Davidson Nicholas J, Wang Xueyi
Department of Mathematics, Boise State University, Boise, ID USA.
Proc Int Conf Mach Learn Appl. 2010 Dec 12:546-551. doi: 10.1109/ICMLA.2010.167.
As a growing number of protein structures are resolved without known functions, using computational methods to help predict protein functions from the structures becomes more and more important. Some computational methods predict protein functions by aligning to homologous proteins with known functions, but they fail to work if such homology cannot be identified. In this paper we classify enzymes/non-enzymes using non-alignment features. We propose a new ensemble method that includes three support vector machines (SVM) and two k-nearest neighbor algorithms (k-NN) and uses a simple majority voting rule. The test on a data set of 697 enzymes and 480 non-enzymes adapted from Dobson and Doig shows 85.59% accuracy in a 10-fold cross validation and 86.49% accuracy in a leave-one-out validation. The prediction accuracy is much better than other non-alignment features based methods and even slightly better than alignment features based methods. To our knowledge, our method is the first time to use ensemble methods to classify enzymes/non-enzymes and is superior over a single classifier.

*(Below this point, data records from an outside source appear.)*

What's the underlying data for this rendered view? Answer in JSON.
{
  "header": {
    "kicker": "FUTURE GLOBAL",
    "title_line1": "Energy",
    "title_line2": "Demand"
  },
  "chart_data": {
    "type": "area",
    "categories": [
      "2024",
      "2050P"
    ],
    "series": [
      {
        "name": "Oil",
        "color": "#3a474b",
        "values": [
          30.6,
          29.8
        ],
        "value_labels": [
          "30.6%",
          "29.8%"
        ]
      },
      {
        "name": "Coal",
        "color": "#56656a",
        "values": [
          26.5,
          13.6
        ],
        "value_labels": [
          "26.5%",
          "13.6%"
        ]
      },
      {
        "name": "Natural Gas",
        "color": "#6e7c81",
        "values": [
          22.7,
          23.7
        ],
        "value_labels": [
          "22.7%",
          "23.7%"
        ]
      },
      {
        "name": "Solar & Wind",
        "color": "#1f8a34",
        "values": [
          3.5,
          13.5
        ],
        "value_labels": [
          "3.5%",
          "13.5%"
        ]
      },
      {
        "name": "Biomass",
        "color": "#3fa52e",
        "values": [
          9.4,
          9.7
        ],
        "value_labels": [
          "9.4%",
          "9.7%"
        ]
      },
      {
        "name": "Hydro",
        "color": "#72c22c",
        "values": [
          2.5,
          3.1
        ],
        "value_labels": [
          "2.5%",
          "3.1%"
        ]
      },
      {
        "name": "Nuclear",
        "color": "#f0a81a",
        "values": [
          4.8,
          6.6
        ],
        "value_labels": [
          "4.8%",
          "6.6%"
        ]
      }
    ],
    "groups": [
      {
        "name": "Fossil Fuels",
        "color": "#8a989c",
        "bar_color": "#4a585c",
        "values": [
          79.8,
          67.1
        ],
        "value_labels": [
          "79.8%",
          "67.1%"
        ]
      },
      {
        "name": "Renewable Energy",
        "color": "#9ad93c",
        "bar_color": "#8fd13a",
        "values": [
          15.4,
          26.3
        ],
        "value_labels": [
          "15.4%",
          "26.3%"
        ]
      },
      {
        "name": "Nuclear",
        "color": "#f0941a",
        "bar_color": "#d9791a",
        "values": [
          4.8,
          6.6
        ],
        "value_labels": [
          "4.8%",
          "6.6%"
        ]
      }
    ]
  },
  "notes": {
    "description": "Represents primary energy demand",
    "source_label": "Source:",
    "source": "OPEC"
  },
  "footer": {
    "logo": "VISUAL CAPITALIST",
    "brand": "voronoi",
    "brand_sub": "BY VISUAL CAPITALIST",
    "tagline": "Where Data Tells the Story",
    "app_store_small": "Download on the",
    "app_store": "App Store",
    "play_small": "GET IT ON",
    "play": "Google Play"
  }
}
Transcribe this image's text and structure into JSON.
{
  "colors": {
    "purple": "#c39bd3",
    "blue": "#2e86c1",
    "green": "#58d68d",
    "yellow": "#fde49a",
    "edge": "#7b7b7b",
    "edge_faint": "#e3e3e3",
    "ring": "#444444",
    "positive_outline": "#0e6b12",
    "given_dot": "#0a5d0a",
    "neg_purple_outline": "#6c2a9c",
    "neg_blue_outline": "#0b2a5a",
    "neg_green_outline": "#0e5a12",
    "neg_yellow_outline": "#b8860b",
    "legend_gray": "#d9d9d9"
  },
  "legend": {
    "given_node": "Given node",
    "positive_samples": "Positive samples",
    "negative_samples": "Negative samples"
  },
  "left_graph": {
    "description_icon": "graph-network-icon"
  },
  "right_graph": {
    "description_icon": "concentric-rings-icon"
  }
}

随着越来越多的蛋白质结构在功能未知的情况下得到解析,使用计算方法从结构预测蛋白质功能变得越来越重要。一些计算方法通过与已知功能的同源蛋白质比对来预测蛋白质功能,但如果无法识别这种同源性,它们就无法发挥作用。在本文中,我们使用非比对特征对酶/非酶进行分类。我们提出了一种新的集成方法,该方法包括三个支持向量机(SVM)和两个k近邻算法(k-NN),并使用简单的多数投票规则。对从多布森和多伊格改编的697种酶和480种非酶的数据集进行测试,在10折交叉验证中准确率为85.59%,在留一法验证中准确率为86.49%。预测准确率比其他基于非比对特征的方法要好得多,甚至比基于比对特征的方法略好。据我们所知,我们的方法是首次使用集成方法对酶/非酶进行分类,并且优于单个分类器。